One employee started with RNR Tire Express when he was 18 and passed a background check only because his juvenile record was sealed. That man is in his 30s now, and he’s worked his way up to the pod manager position. He and his family live in a $600,000 house, Harrison says.

“He has a life that his parents could have never possibly dreamed of,” he says. “And when his daughter gets ready, when she graduates, he’s in a financial position to send her to a good university. He can help her achieve something that was not even a possibility for him. That kind of life change is what drives me to do what I do every day.”

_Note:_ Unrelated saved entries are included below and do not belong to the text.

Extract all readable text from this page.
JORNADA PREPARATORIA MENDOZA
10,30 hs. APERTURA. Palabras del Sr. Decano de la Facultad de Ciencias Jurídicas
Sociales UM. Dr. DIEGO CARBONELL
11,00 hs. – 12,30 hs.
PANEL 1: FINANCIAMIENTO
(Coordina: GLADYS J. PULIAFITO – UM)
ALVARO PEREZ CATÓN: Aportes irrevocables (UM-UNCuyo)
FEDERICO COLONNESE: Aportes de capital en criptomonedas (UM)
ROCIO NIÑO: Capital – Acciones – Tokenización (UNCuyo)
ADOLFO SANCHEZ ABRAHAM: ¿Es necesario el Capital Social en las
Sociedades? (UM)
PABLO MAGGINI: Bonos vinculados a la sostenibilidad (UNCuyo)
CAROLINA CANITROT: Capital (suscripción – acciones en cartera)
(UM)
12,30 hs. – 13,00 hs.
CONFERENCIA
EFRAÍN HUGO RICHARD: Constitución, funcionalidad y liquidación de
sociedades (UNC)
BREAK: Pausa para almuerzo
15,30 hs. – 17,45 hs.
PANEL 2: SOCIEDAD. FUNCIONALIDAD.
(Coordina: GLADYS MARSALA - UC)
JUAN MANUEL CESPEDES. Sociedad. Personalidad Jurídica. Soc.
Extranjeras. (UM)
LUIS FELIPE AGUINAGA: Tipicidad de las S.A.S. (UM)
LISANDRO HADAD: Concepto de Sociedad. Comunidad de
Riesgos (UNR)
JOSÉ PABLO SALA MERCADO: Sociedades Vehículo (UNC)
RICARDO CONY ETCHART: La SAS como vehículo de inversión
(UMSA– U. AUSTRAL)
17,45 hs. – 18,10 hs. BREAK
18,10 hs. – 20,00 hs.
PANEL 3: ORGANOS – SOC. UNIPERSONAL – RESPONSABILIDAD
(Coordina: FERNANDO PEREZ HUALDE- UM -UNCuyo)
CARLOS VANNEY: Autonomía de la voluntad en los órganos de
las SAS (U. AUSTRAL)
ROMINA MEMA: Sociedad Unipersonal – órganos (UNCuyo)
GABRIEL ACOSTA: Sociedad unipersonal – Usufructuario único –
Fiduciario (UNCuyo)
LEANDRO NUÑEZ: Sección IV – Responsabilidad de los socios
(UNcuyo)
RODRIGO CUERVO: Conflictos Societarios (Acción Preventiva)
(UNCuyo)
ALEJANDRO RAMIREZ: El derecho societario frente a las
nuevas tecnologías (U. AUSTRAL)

At Red Barn Dog Holdings, area managers earn a base pay, and they’re eligible for lucrative bonuses. “We need them to be motivated for results. The bonus plan has goals aligned with the company’s goals,” Seely says.

The managers also motivate each other. Seely says they’re a tight-knit group. “They all support each other,” she says. “They’re extremely competitive. I love that because they each push each other, but they’ll also be there to support if somebody needs it.”

They also get to give other team members chances to grow and shine. Seely shared a message that a district manager sent about an employee who started as a part-time canine coach and was elevated to general manager.

In part, the message says, “Being able to work with Taylor for three and a half years and watch her grow, help her develop, and guide her into the leader that she is today is a feeling I hope everyone here has had or, if not, gets to experience. It’s moments like this that make everything in the field worth it.”

That employee is not a district manager, and she’s not guaranteed to become one. But Red Barn Dog Holdings has plans to open 25 more Dogtopia units, and since she would be an internal candidate, she already knows that dogs don’t have much respect for clocks or calendars.